Where the Future Embraces the Past
Nestled on property that is part of a summer community near Fourth Lake in the Adirondacks sits a stunning contemporary home owned by Jeanine and Ron Pastore.
It is the result of collaboration between the homeowners, architect Brett Balzer of Balzer & Tuck Architecture, and Jim Sasko, principal of Teakwood Builders.
The home is made for outdoor family living. The doors to the kitchen and dining area all lead to an open courtyard that is perfectly suited for large gatherings of family and friends—plus neighbors—who come around often and are warmly welcomed.

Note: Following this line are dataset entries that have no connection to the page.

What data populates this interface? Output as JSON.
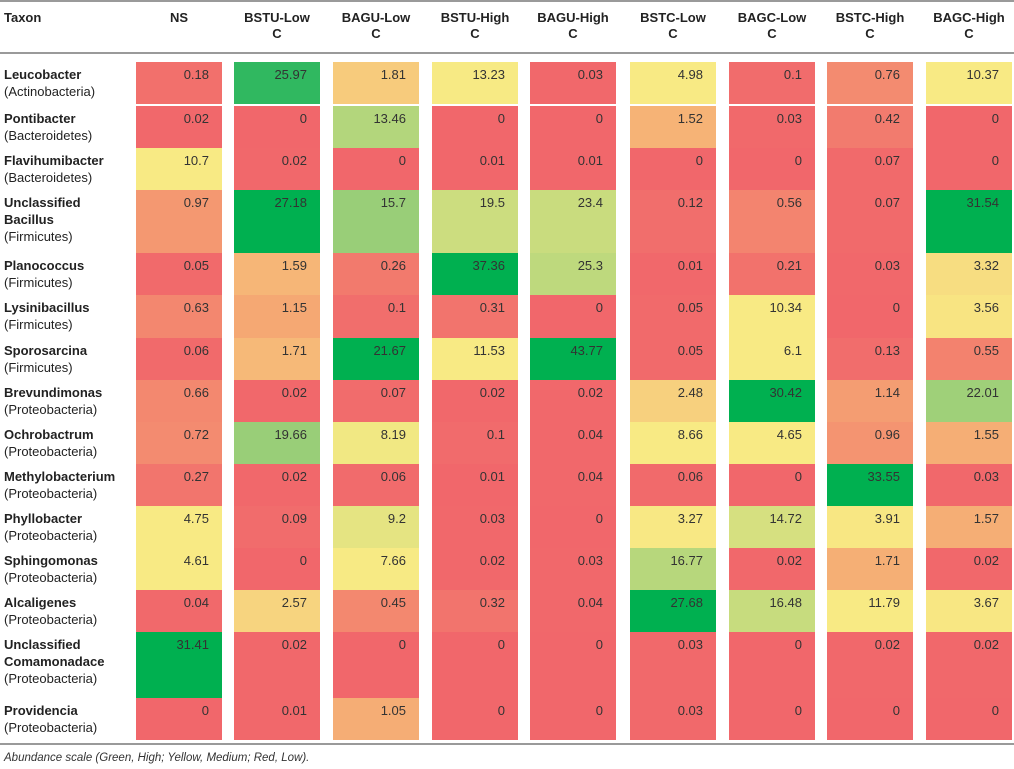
{
  "headers": [
    "Taxon",
    "NS",
    "BSTU-Low C",
    "BAGU-Low C",
    "BSTU-High C",
    "BAGU-High C",
    "BSTC-Low C",
    "BAGC-Low C",
    "BSTC-High C",
    "BAGC-High C"
  ],
  "rows": [
    {
      "name": "Leucobacter",
      "phylum": "(Actinobacteria)",
      "values": [
        "0.18",
        "25.97",
        "1.81",
        "13.23",
        "0.03",
        "4.98",
        "0.1",
        "0.76",
        "10.37"
      ]
    },
    {
      "name": "Pontibacter",
      "phylum": "(Bacteroidetes)",
      "values": [
        "0.02",
        "0",
        "13.46",
        "0",
        "0",
        "1.52",
        "0.03",
        "0.42",
        "0"
      ]
    },
    {
      "name": "Flavihumibacter",
      "phylum": "(Bacteroidetes)",
      "values": [
        "10.7",
        "0.02",
        "0",
        "0.01",
        "0.01",
        "0",
        "0",
        "0.07",
        "0"
      ]
    },
    {
      "name": "Unclassified Bacillus",
      "phylum": "(Firmicutes)",
      "values": [
        "0.97",
        "27.18",
        "15.7",
        "19.5",
        "23.4",
        "0.12",
        "0.56",
        "0.07",
        "31.54"
      ]
    },
    {
      "name": "Planococcus",
      "phylum": "(Firmicutes)",
      "values": [
        "0.05",
        "1.59",
        "0.26",
        "37.36",
        "25.3",
        "0.01",
        "0.21",
        "0.03",
        "3.32"
      ]
    },
    {
      "name": "Lysinibacillus",
      "phylum": "(Firmicutes)",
      "values": [
        "0.63",
        "1.15",
        "0.1",
        "0.31",
        "0",
        "0.05",
        "10.34",
        "0",
        "3.56"
      ]
    },
    {
      "name": "Sporosarcina",
      "phylum": "(Firmicutes)",
      "values": [
        "0.06",
        "1.71",
        "21.67",
        "11.53",
        "43.77",
        "0.05",
        "6.1",
        "0.13",
        "0.55"
      ]
    },
    {
      "name": "Brevundimonas",
      "phylum": "(Proteobacteria)",
      "values": [
        "0.66",
        "0.02",
        "0.07",
        "0.02",
        "0.02",
        "2.48",
        "30.42",
        "1.14",
        "22.01"
      ]
    },
    {
      "name": "Ochrobactrum",
      "phylum": "(Proteobacteria)",
      "values": [
        "0.72",
        "19.66",
        "8.19",
        "0.1",
        "0.04",
        "8.66",
        "4.65",
        "0.96",
        "1.55"
      ]
    },
    {
      "name": "Methylobacterium",
      "phylum": "(Proteobacteria)",
      "values": [
        "0.27",
        "0.02",
        "0.06",
        "0.01",
        "0.04",
        "0.06",
        "0",
        "33.55",
        "0.03"
      ]
    },
    {
      "name": "Phyllobacter",
      "phylum": "(Proteobacteria)",
      "values": [
        "4.75",
        "0.09",
        "9.2",
        "0.03",
        "0",
        "3.27",
        "14.72",
        "3.91",
        "1.57"
      ]
    },
    {
      "name": "Sphingomonas",
      "phylum": "(Proteobacteria)",
      "values": [
        "4.61",
        "0",
        "7.66",
        "0.02",
        "0.03",
        "16.77",
        "0.02",
        "1.71",
        "0.02"
      ]
    },
    {
      "name": "Alcaligenes",
      "phylum": "(Proteobacteria)",
      "values": [
        "0.04",
        "2.57",
        "0.45",
        "0.32",
        "0.04",
        "27.68",
        "16.48",
        "11.79",
        "3.67"
      ]
    },
    {
      "name": "Unclassified Comamonadace",
      "phylum": "(Proteobacteria)",
      "values": [
        "31.41",
        "0.02",
        "0",
        "0",
        "0",
        "0.03",
        "0",
        "0.02",
        "0.02"
      ]
    },
    {
      "name": "Providencia",
      "phylum": "(Proteobacteria)",
      "values": [
        "0",
        "0.01",
        "1.05",
        "0",
        "0",
        "0.03",
        "0",
        "0",
        "0"
      ]
    }
  ],
  "footnote": "Abundance scale (Green, High; Yellow, Medium; Red, Low).",
  "colors": {
    "rule": "#9a9a9a",
    "red": "#f1676b",
    "orange": "#f5a673",
    "yellow": "#f8ea84",
    "green": "#6cc173",
    "dark_green": "#00b050"
  }
}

The Fourth Lake Association was established by Brooklyn schoolteachers in 1915 and incorporated in the 40s. Frank and Lillie Ross arrived in Fourth Lake in 1915 and built a small cottage. Ross induced his friend Anton Buchbinder, a teacher at Brooklyn Technical, to join him for the summer vacation. As Paul Taylor noted in the community’s 100th anniversary commemorative scrapbook, “He knew right away from the sparkle of the water, the majesty of the mountains, the fragrance of the pine needles—that he’d discovered a piece of paradise. When he got back to Brooklyn, he spread the news to other public school teachers who had young families, adventurous spirits, and unencumbered summers.”
As these city dwellers flocked north to the Adirondacks year after year for a retreat from sweltering summers in the city, they soon formed their own close-knit community, living in small camps. Many of these homes were built from kits, which companies sold through catalogs in the first half of the 20th century.
Jeanine’s grandparents (Sobell) bought one of the kit houses in 1941, from the previous owners, who built it in the mid-20s. It was a three-season cottage-style house with a wrap-around porch and no foundation or insulation. This is where the family spent most of their summers. It was also the scene of many gatherings—the front lawn was used as a dance floor and the porch was a stage for recitals, performances and games.
Summers were filled with square dancing, potluck dinners, and hours spent on the beach. This spirit of community still exists today. It’s not uncommon for neighbors to just drop by and spend an hour or two…or more. As Brett put it when designing the new home, “This is the kind of place where doors are never locked and where afternoon gatherings turn into evening meals, which turn into wine by the fire.” Today, more than 60 families are part of the community, many who grew up spending their vacations with each other and creating memories together.
Jeanine and Ron took over ownership of the camp in 1993 after her grandmother passed away. The couple spent a good twenty-five summers there with their children and extended family. While the camp had been updated in the 70s with insulation, skylights and a new kitchen and bath, by 2016, it was clear that some of the original elements had become old and tired. Structural failures and moisture-related issues had gotten to a point of no return, and renovation was not an option.
By this time, Jeanine and Ron were seasoned homebuilders. They had already tested the waters when they built a custom arts and crafts primary residence in Massachusetts. It was a challenging time. They started building in 2000, during the dot-com building boom when architects and good builders were hard to come by, and 9/11 also happened in 2001 while the house was still under construction. They were on the job site almost daily, working out details with the builder. But this prepared them well for their new custom home project at Fourth Lake.
“For our Fourth Lake home, we wanted a more contemporary design that reflected what we loved about the cottage, with the comfort of high-end materials and construction. What I liked most about the original cottage was its single level and cozy feel of an Adirondack getaway home. It was bright and airy, and nestled into the topography of the lot. We also wanted to preserve the original footprint and not design a house that was too big, which would overwhelm the site and depart too dramatically from the camp heritage. We wanted an updated Adirondack camp,” said Jeanine.
The Pastores met with Balzer and Tuck Architects and were impressed with the company’s approach to design and its vast portfolio. Their vocabulary was what the Pastores wanted: wood, stone, and iron melded into the natural surroundings.
“Working with Brett and Christine was a pleasure and they understood what we were looking for. They created a design that is reflective of our personalities and family history,” explained Jeanine.